OPINION

Why the Brits gave Greece a bad name – in India

Why the Brits gave Greece a bad name – in India

This should be an exciting time in the long story of the Greeks and the Indians. Leaders of the two countries have exchanged spectacular visits and under their benign gaze, scholars from both places have gathered to compare erudite notes about the many interactions between their ancient civilizations, or rather the multiple civilizations in which Greeks and Indians have been creatively involved.

One potentially helpful contribution to this dialogue is the work of Angeliki Kottaridi, founder of the new Polycentric Museum of Aigai and one of Greece’s most famous archaeologists and public educators.

Among her declared ambitions is to promote a more subtle understanding of the Hellenistic world – in other words, the space between North Africa and South Asia where Greek cultural forms, in rich interaction with local cultures and languages, served as a catalyst for creativity. As Kottaridi eloquently describes it, the Hellenistic city was not a place where one culture or economic system was imposed from above. On the contrary, it was a locus of encounter in which ideas and aesthetic principles could morph, fuse and explode in many directions. Hellenistic influence served as a kind of yeast, not an imperially imposed straitjacket.

Strangely enough, almost the only place where Hellenism did not have a very interesting aesthetic effect was Rome – whose sculptors and artists merely threw themselves into copying Greek models, with varying degrees of accuracy, without bringing any strong sensibility of their own into the mix.

This pattern emerges clearly in a careful study of the funerary art of Egypt in late antiquity. Lifelike Fayum portraits have features and techniques which follow a style established in Greece centuries earlier, and also characteristics which reflect local Egyptian conditions. It flourished under a Roman regime, but there is nothing particularly Roman about the style.

That vision of the Hellenistic world, so familiar to the poet C.P. Cavafy but not always grasped in the confines of the Greek nation-state, could be a useful element in a productive Greek-Indian conversation – delving into the shadowy but tantalizing world of Hellenistic cities and kingdoms which flourished on the northern edge of the Indian subcontinent.

Sadly though, there are clouds on the Greek-Indian horizon, for reasons that people in Greece would find utterly bewildering – but need to understand.
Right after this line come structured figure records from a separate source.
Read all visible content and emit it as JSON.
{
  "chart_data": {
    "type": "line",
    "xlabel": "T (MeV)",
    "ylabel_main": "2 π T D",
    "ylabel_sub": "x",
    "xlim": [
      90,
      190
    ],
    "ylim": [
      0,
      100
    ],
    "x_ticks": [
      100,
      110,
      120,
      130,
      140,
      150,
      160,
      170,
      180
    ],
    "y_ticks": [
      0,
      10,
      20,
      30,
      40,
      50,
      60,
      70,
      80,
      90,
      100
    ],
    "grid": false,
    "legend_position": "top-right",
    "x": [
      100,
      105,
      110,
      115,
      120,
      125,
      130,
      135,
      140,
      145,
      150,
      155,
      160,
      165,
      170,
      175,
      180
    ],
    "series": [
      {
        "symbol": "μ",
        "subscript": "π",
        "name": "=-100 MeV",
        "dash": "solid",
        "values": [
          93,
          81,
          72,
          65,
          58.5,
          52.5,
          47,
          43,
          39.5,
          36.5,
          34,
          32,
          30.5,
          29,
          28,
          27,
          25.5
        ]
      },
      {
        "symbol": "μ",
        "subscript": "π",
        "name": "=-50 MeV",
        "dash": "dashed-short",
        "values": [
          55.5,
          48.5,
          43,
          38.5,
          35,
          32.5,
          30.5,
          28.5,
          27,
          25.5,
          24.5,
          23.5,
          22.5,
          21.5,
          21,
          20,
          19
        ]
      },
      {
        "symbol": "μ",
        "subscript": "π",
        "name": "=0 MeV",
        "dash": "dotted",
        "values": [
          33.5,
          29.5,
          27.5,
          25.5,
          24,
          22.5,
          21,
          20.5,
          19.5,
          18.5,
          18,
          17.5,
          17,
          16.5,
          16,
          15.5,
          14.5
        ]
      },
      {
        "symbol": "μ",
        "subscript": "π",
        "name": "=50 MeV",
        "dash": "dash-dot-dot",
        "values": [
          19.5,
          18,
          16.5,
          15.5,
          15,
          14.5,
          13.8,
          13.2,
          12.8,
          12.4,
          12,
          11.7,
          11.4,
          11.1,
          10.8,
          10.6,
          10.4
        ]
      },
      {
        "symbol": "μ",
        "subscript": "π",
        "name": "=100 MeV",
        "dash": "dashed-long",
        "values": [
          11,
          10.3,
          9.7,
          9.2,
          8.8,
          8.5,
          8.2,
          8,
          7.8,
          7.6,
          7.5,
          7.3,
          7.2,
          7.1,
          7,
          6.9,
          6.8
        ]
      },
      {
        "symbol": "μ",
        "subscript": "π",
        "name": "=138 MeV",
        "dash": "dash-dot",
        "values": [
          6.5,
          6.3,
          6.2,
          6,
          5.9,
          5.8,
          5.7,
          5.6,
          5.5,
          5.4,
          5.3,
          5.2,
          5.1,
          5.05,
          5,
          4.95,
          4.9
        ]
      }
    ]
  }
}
Because some of the first people to identify and celebrate the encounter between Hellenic forms and Buddhist ideas were envoys of the British Empire, the term “Greco-Buddhist” has become tainted in many Indian eyes. In some scholarly circles, any acknowledgement of Greek influence is avoided, and a new conventional wisdom ascribes all European features in early Buddhist art to trading links with Rome. A surreal search is under way to find alternative, non-Greek explanations for the flowing garments and noble physiognomies with which Buddha and other holy figures are depicted.
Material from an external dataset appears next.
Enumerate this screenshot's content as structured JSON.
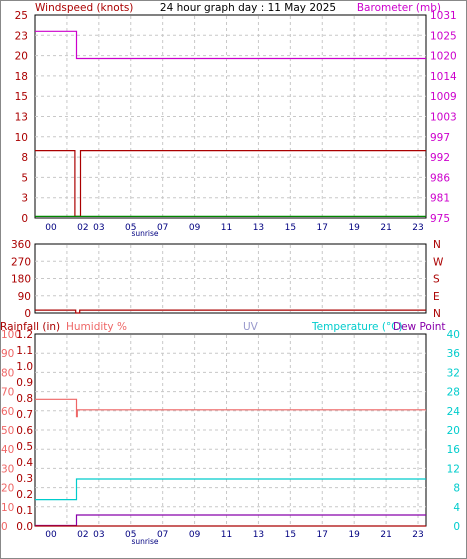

Well, interrogating the agenda of colonial art historians seems entirely valid, but canceling the influence of Greece – whose modern representatives have their own gripes with British antiquarianism, starting with the Parthenon Sculptures – is surely the wrong response.

What apparently overshadows the Greek connection in the eyes of Indians is a double association with conquest: first the expeditions of Alexander the Great, and then the enthusiasms of British colonialists who studied classics at their private schools. That is where the insights of Kottaridi, showing Hellenism as a liberating catalyst rather than a conquering force, might be helpful.

Of course, it should always be acknowledged that cultural transmission is a mysterious process and artistic developments can have multiple causes. It is possible – indeed likely – that the massive underlay of Hellenistic influence which preceded the flowering of Buddhist sculpture was topped up, so to speak, by trade with Hellenistic Egypt.

But at its most zealous, the new anti-Greek orthodoxy ignores the aesthetic evidence and invents imaginary chronological problems, to “prove” that any Western influence on Buddhist art was Roman and not Greek.

Ironically enough, the influence of this distorted view has spread to Britain. Take a new book (“Gandharan Art and the Classical World, A Short Introduction,” Archaeopress) by Peter Stewart, an Oxford scholar.

The content of the book is erudite and well-balanced but the author feels obliged to affirm – clearly in deference to his Indian colleagues – that the term Greco-Buddhist, as a description of artifacts or artistic techniques, is a “deeply deceptive” one. Deeply deceptive? Surely not. But it has evidently become, in certain contexts, offensive. Clearly some new terminology should be invented.

This is one of the many things that Greeks and Indians need to talk more about. But perhaps all British people, whether colonial or anti-colonial, should be asked to leave the room.


Bruce Clark is a member of the British Committee for the Reunification of the Parthenon Marbles.